10. The power supply module (101) as claimed in claim 9, wherein the mating member (120’) comprises a curved surface (124’) adapted to be slid on the portion of the mounting platform (105) upon pushing of the body (102) towards the mounting platform (105).

11. The power supply module (101) as claimed in claim 9, wherein the engaging structure (110) comprises at least one cut-out portion (130’) adapted to facilitate a bending of the engaging structure (110) to engage the plurality of locking legs (112) with the portion of the mounting platform (105).

12. The power supply module (101) as claimed in claim 9, wherein the mating member (120’) of each locking leg (112) defines a first butting surface (122’) adapted to restrict a movement of the power supply module (101) in a Y-direction.

13. The power supply module (101) as claimed in claim 9, wherein the mating member (120’) of each locking leg (112) defines a second butting surface (126’) at a bottom and a top side of each locking leg (112) adjacent to the curved surface (124), to restrict the movement of the power supply module (101) in a Z-direction.

14. The power supply module (101) as claimed in claim 9, wherein the mating member (120’) of each locking leg (112) defines a third butting surface (128’) adjacent to the curved surface to restrict the movement of the power supply module (101) in a X-direction.

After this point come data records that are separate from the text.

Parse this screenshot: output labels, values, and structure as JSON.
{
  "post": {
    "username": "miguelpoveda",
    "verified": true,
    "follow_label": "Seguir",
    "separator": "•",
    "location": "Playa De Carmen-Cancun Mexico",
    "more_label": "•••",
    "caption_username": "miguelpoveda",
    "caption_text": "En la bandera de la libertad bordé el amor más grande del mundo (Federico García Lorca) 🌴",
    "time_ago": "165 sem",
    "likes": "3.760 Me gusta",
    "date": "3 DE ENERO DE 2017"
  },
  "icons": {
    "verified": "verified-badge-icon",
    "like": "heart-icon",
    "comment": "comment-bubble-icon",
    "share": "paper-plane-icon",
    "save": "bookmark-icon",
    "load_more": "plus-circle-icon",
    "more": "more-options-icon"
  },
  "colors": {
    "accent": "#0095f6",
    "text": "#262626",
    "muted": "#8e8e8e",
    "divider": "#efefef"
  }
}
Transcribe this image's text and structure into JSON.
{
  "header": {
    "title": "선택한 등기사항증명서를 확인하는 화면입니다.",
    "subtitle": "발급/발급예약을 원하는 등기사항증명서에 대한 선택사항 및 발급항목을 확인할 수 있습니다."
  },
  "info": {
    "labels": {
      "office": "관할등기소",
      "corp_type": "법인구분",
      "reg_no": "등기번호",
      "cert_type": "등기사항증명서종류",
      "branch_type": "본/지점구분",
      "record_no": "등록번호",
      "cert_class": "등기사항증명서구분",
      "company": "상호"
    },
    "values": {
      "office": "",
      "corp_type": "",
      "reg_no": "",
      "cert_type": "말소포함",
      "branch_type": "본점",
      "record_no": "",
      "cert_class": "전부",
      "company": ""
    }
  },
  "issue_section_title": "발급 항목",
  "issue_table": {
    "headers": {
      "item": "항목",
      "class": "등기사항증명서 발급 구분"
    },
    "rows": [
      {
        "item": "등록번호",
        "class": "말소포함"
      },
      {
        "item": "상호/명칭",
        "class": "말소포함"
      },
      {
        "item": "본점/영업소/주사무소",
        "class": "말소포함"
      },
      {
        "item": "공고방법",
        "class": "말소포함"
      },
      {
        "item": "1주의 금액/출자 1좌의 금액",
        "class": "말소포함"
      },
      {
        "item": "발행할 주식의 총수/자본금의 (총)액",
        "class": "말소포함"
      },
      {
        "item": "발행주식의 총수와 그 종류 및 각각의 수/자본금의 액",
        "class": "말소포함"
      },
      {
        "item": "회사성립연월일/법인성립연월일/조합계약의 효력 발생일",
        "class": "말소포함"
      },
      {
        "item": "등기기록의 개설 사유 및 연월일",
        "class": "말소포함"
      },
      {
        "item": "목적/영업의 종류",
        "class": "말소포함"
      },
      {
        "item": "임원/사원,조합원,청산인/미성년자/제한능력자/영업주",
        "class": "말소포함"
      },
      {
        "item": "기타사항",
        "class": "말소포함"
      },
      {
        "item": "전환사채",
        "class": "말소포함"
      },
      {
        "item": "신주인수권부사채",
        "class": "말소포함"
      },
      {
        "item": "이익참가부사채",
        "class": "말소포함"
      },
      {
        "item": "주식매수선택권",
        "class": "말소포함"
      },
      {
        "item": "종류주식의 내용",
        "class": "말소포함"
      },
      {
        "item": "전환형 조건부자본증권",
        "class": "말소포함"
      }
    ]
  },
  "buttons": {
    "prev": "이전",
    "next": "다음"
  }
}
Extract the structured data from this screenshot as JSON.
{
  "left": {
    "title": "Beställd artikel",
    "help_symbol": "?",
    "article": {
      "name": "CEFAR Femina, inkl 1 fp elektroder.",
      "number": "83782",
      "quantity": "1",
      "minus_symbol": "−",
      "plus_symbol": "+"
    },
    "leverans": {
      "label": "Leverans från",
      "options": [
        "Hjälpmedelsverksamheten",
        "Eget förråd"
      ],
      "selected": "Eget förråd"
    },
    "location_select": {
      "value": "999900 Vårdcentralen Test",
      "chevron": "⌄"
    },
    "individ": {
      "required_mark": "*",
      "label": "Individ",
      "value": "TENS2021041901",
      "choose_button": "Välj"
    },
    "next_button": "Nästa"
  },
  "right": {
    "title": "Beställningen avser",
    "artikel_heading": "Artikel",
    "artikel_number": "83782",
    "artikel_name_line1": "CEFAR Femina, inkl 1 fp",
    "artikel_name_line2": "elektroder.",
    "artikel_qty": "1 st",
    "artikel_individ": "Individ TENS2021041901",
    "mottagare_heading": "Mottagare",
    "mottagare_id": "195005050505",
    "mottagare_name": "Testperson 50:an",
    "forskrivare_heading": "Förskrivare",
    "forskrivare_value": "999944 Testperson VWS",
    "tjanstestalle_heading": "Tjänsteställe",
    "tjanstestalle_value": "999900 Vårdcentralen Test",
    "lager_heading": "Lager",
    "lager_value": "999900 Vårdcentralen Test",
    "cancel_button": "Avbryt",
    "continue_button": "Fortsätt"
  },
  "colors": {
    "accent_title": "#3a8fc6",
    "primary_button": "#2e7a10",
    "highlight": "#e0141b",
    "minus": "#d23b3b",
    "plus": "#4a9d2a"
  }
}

15. The power supply module (101) as claimed in claim 9, wherein the engaging structure (110) comprises a plurality of ribs (138) formed on the plurality of locking legs (112) and adapted to stiff the plurality of locking legs (112), such that the bending of the plurality of locking legs (112) is prevented.

16. The power supply module (101) as claimed in claim 3, wherein the gap (116) is defined between each protruded member (114) and the extended member (118), and the gap (116) is adapted to slidably receive the portion of the mounting platform (105) upon sliding the body (102) with respect to the mounting platform (105) to mount the power supply module (101) thereon.

17. The power supply module (101) as claimed in claim 1, wherein the plurality of protruded members (114) comprises:
a first pair of protruded members (114) distant apart from each other and formed on opposite sides of the peripheral surface (140); and
a second pair of protruded members (114) distant apart from each other and formed on the opposite sides of the peripheral surface (140), wherein the second pair of protruded members (114) is positioned below the first pair of protruded members (114).

18. The power supply module (101) as claimed in claim 1, wherein the engaging structure (110) comprises at least one protruded member (114) formed on opposite sides of the peripheral surface (140) of the engaging structure (110).

19. The power supply module (101) as claimed in claim 1, wherein each of the plurality of protruded members (114) defines a fourth butting surface (132) formed on a surface engaging with the portion of the mounting platform (105) adapted to restrict a movement of the power supply module (101) in an X-direction.

20. The power supply module (101) as claimed in claim 1, wherein the engaging structure (110) defines a fifth butting face (134) in an orthogonal orientation with respect to the respective protruded member (114), within the gap (116) and adapted to restrict a movement of the power supply module (101) in a Y-direction.

21. The power supply module (101) as claimed in claim 1, wherein the front portion (104) comprises at least one protrusion (136) protruded from the bottom surface of the front portion (104) towards the engaging structure (110) and adapted to distribute a load of the power supply module (101).

22. The power supply module (101) as claimed in claim 1, wherein the mounting platform (105) is embodied as a wall (105) of an under-seat storage container (103) of the vehicle (100).